Old and shabby she might be, Alan thought, but she was definitely exotic. Exotic in the extreme, just like everything they had seen in the last two days on their slow passage up the Hooghly. There were people working in fields in turbans and dhotis. Oxdrawn carts with only one axle and squealing, un-greased wheels one could hear nearly a mile away, with loads piled prodigiously high swaying along slowly. Dak bungalows here and there, a day's slow bullock-cart travel apart.
Elephants bathing and splashing mud on their broad backs on the river bank, their mahouts watching for snakes and crocodiles. Women in sarees, long head-cloths or cotton shawls out pounding clothing on the banks. Occasionally around some larger town or village, there were men doing the same labor, the dhobees from a prosperous house.
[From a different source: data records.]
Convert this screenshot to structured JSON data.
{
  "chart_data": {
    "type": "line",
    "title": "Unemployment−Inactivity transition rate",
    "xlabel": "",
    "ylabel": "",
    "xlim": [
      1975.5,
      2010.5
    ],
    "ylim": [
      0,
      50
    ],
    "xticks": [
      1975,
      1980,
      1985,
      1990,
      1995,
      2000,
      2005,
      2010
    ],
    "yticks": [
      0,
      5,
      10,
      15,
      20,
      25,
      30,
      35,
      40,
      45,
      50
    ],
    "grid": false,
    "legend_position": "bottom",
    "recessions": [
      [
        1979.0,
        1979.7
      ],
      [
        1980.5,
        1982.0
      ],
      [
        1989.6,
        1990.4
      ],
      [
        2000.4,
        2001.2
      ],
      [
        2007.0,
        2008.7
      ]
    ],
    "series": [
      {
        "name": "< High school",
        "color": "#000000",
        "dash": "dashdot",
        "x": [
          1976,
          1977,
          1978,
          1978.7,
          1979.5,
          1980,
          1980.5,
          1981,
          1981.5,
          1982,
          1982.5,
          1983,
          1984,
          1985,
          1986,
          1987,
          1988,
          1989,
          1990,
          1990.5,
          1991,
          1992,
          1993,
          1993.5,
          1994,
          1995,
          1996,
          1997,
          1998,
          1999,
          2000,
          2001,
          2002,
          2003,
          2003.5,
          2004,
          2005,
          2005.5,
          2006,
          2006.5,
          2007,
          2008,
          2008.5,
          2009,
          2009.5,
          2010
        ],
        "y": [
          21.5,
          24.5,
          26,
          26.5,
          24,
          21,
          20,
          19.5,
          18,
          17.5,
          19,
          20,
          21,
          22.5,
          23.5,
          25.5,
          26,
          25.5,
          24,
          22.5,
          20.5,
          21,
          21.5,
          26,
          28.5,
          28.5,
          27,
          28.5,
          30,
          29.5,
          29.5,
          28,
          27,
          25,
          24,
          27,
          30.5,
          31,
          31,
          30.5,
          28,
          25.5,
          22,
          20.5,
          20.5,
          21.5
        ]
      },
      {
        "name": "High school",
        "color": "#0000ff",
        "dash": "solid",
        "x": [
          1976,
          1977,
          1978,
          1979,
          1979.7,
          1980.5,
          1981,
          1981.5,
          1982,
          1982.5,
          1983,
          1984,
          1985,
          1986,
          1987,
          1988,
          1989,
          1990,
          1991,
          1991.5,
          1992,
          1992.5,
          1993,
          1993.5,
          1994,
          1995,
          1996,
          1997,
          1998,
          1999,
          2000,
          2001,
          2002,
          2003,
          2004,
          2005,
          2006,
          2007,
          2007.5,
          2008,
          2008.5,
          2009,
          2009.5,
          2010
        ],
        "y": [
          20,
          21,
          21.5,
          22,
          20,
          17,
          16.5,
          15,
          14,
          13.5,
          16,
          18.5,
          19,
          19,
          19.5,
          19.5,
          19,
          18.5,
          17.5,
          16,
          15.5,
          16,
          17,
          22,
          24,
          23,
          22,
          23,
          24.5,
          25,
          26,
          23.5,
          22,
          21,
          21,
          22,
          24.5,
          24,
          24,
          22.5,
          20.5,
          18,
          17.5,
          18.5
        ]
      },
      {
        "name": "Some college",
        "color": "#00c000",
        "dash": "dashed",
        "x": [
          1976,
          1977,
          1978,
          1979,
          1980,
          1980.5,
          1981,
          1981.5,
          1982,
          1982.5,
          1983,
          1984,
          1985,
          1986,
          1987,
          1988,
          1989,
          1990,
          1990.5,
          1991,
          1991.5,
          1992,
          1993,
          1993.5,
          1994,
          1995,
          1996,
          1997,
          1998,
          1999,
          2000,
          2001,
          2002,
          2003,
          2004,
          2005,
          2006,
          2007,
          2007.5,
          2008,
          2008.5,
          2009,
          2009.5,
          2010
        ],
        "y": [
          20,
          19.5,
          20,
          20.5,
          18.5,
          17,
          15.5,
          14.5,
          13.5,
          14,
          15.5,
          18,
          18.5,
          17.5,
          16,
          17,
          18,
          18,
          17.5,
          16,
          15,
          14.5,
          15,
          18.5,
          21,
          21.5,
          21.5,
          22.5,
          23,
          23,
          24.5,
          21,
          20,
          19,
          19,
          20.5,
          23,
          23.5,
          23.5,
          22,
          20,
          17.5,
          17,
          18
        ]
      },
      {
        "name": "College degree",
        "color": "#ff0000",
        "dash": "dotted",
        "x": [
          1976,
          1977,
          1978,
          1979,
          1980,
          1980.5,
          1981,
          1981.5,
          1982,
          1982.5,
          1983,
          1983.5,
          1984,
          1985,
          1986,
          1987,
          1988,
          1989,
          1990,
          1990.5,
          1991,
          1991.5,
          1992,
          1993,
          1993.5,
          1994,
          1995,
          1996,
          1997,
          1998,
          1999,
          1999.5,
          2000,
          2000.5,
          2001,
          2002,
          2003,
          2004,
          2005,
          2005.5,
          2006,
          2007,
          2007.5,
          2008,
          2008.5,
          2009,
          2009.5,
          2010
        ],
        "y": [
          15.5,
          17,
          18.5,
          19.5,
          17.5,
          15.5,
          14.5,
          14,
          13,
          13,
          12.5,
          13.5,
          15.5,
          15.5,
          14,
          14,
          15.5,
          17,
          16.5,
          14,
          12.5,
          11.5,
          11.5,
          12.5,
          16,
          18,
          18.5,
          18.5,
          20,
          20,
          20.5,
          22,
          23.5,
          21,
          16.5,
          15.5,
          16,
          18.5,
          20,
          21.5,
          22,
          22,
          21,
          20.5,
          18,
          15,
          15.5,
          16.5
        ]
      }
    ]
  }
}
A rare Buddhist priest in a saffron robe and his begging bowl. More often Hindu priests. A local rajah or rich trader with his procession of loaded gharies, his retinue of gaudily dressed mercenary soldiers on horseback. Curtained sedan chairs borne by sweating lower-caste men that might contain a babu, a fat native clerk, or a patchouli-scented courtesan. And once, to Burgess Chiswick's delight, a column of infantry on the march. Exotic, they were, too, to one used to the sight of an English regiment. Red coats, white pyjammy trousers, white cross-belts, sandals and kurtaa shirts. Brown Bess muskets held at shoulder arms, cocked hats with neck-cloths bouncing against their necks to keep off the fierce sun and not a stitch more of European clothing on their backs. But they were well-closed-up and marching to fifes and drums, their English officers riding stocky native horses with their bearers trotting alongside.